Per ridiscendere verso la pianura, prima di attraversare l’Isonzo, abbiamo passato San Martino, un borgo dai lunghi silenzi. Tutti i luoghi visitati hanno per me una grande importanza, mi affascinano profondamente. Leggendo i segni sul terreno, guardando i resti delle opere che gli uomini hanno lasciato  in ognuna delle varie epoche, possiamo ritrovare le chiavi per capire come siamo vissuti e le cose per loro importanti. Per quanto si seguano le possibilità di ogni momento storico, è per me fondamentale riscoprire di volta in volta, come i bisogni dell’uomo non cambino mai. Per queste ragioni questi luoghi silenziosi mi sembrano ancora capaci di raccontarci tanto.

 Fotografa di statue, perché?

Volti di carne, volti di marmo o di bronzo. Interessi diversi, fascino talvolta simile. Questo è il motivo che mi ha indotto a puntare spesso il mio obiettivo su statue. Alcune di esse pare possano ancora parlare, o che vogliano raccontarci la loro storia. Questa sensazione mi assale con certe  statue delle città, quelle che ci accompagnano all’ingresso dei palazzi storici, ma anche quelle al centro delle fontane, o quelle che movimentano i viali dei cimiteri.

Foto di Chiara Boscarol

 Nel tuo progetto fotografico di cui mi hai parlato, con quali criteri scegli il volto o la situazione da abbinare con la statua?

La scelta iniziale in genere si concentra su di un luogo, lo esploro con lentezza cercando di cogliere gli elementi che più mi paiono interessanti. Altre volte fisso l’attenzione su determinati elementi e vago alla ricerca di dettagli che attirano la mia attenzione. Il progetto di cui abbiamo parlato mi ha portato a scoprire i cimiteri delle molte confessioni di Trieste. Entrandovi mi è tornato alla mente Tommasi di Lampedusa, al racconto in cui parla di  statue con poteri inaspettati, che quasi prendono vita durante la notte,  nell’epoca  di passaggio tra mondo pagano e cristianità. Per i pagani le statue non erano solo blocchi di materia inanimata, ma erano personificazioni ancora capaci di parlare e comunicare con il mondo dei viventi. E in questo mi sento molto vicina alle nostre antiche origini pagane.

Foto di Chiara Boscarol

 Che tipo di viaggiatrice sei?

Insaziabile. Adoro viaggiare, la sento come una necessità periodica e ciclica. Negli anni ho sperimentato molti modi di viaggiare, da quelli rapidi a quelli con ritmi lenti via terra, o mare.

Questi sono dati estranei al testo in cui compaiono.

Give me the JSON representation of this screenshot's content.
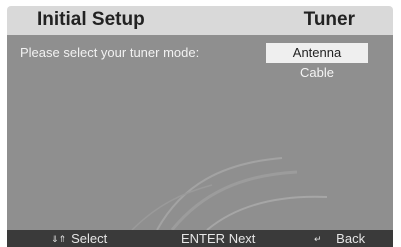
{
  "header": {
    "title": "Initial Setup",
    "section": "Tuner"
  },
  "prompt": "Please select your tuner mode:",
  "options": [
    {
      "label": "Antenna",
      "selected": true
    },
    {
      "label": "Cable",
      "selected": false
    }
  ],
  "footer": {
    "select": {
      "icon": "up-down-arrows-icon",
      "glyph": "⇓⇑",
      "label": "Select"
    },
    "next": {
      "key": "ENTER",
      "label": "Next"
    },
    "back": {
      "icon": "back-arrow-icon",
      "glyph": "↵",
      "label": "Back"
    }
  },
  "colors": {
    "header": "#d9d9d9",
    "panel": "#8f8f8f",
    "footer": "#3a3a3a",
    "selected": "#efefef"
  }
}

Sono proprio questi ultimi i miei preferiti, sono convita ti diano molte più possibilità di scoprire le storie delle persone o le piccole realtà con le loro infinite sfaccettature. I prossimi viaggi che vorrei sperimentare sono interamente a piedi e in bicicletta. Il viaggio in Vespa mi è sembrato subito un’ottima idea,  molto vicino alle mie inclinazioni.  

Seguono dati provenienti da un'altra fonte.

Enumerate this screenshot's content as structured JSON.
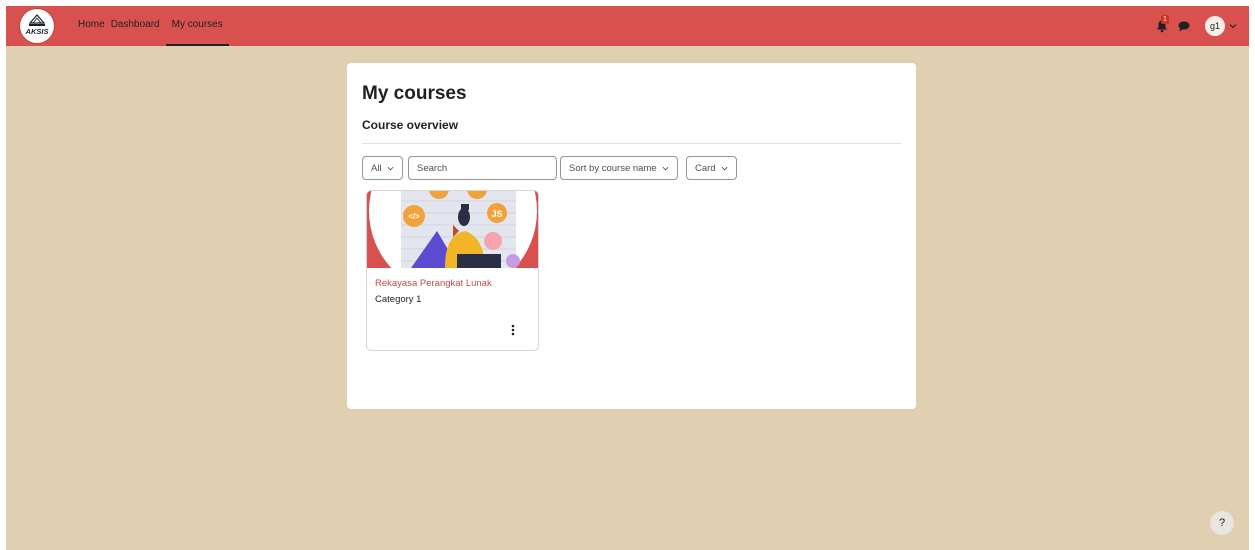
{
  "brand": {
    "logo_text": "AKSIS"
  },
  "nav": {
    "links": [
      {
        "label": "Home"
      },
      {
        "label": "Dashboard"
      },
      {
        "label": "My courses"
      }
    ],
    "notifications_count": "1",
    "user_initials": "g1"
  },
  "page": {
    "title": "My courses",
    "section_title": "Course overview"
  },
  "filters": {
    "grouping": "All",
    "search_placeholder": "Search",
    "sort": "Sort by course name",
    "view": "Card"
  },
  "courses": [
    {
      "name": "Rekayasa Perangkat Lunak",
      "category": "Category 1"
    }
  ],
  "help": {
    "label": "?"
  },
  "colors": {
    "navbar": "#d9514e",
    "background": "#e1cfb1",
    "course_link": "#c24b46"
  }
}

 Come ti sei trovata in sella ad un veicolo lento?

Benissimo, e che veicolo! Fare il passeggero offre poi la grande possibilità di poter spalancare gli occhi su tutto, persone, paesaggio, alberi e atmosfere. È perfetto!

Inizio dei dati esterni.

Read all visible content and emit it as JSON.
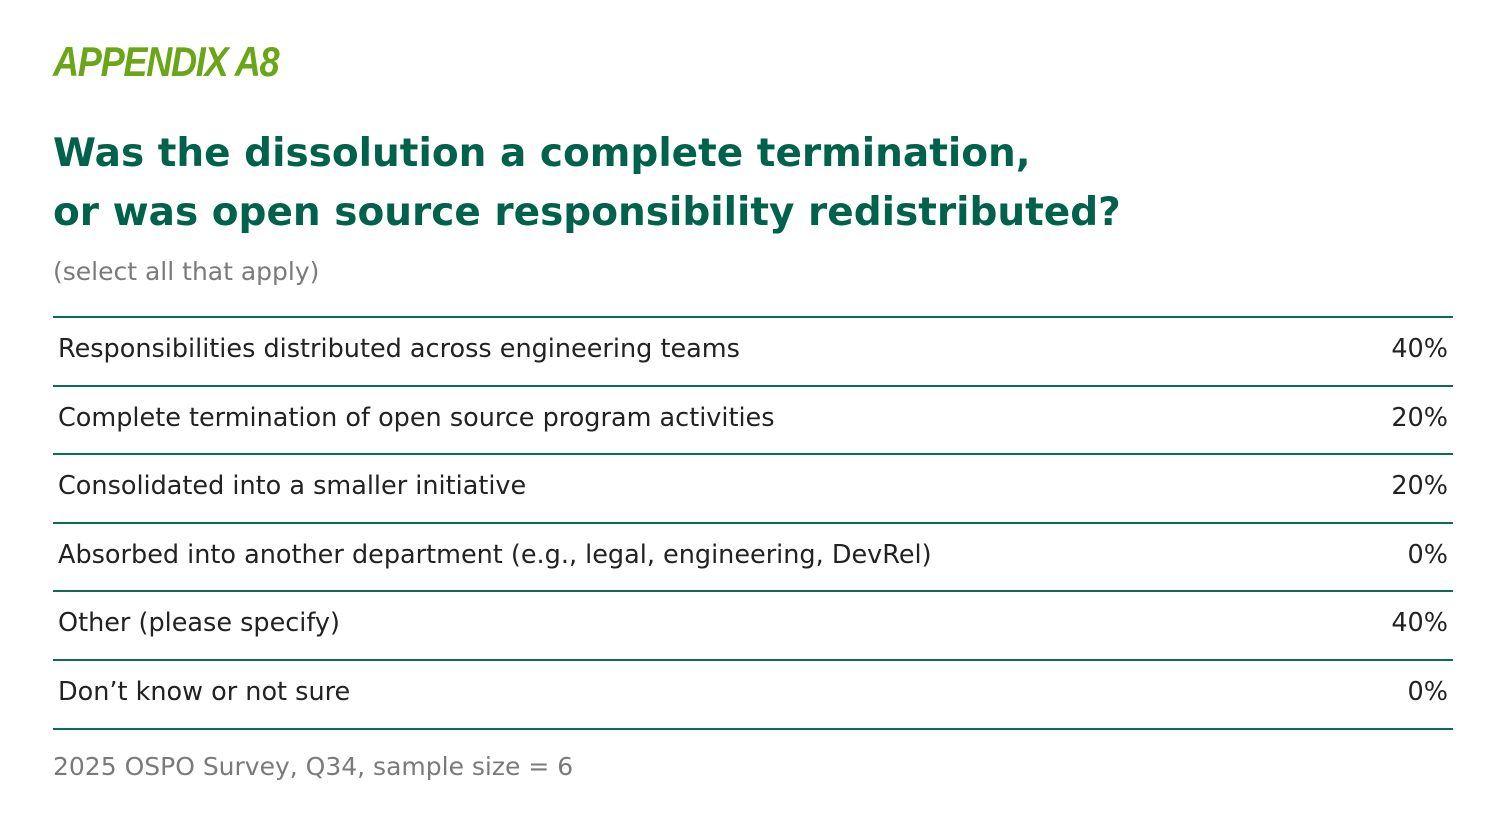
{
  "appendix_label": "APPENDIX A8",
  "title": {
    "line1": "Was the dissolution a complete termination,",
    "line2": "or was open source responsibility redistributed?"
  },
  "subtitle": "(select all that apply)",
  "colors": {
    "appendix": "#6aa617",
    "title": "#00624a",
    "rule": "#0d6b58",
    "muted": "#7a7a7a"
  },
  "chart_data": {
    "type": "table",
    "rows": [
      {
        "label": "Responsibilities distributed across engineering teams",
        "value": "40%"
      },
      {
        "label": "Complete termination of open source program activities",
        "value": "20%"
      },
      {
        "label": "Consolidated into a smaller initiative",
        "value": "20%"
      },
      {
        "label": "Absorbed into another department (e.g., legal, engineering, DevRel)",
        "value": "0%"
      },
      {
        "label": "Other (please specify)",
        "value": "40%"
      },
      {
        "label": "Don’t know or not sure",
        "value": "0%"
      }
    ]
  },
  "source": "2025 OSPO Survey, Q34, sample size = 6"
}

Cosa  ricordi di più dei viaggi passati?

I compagni di viaggio e i luoghi sono le prime risposte, ma accanto a queste ci sono una serie di situazioni inaspettate che mi hanno colpita. La gentilezza delle persone in luoghi sperduti, pronte ad aiutare degli stranieri senza un letto per la notte in un piccolo villaggio bosniaco, o la solidarietà inaspettata di un ristoratore andaluso verso due studenti squattrinati. Penso siano gli incontri con le persone e l’umanità che ne scaturisce che fa sì che un episodio si fissi nella memoria e nel cuore.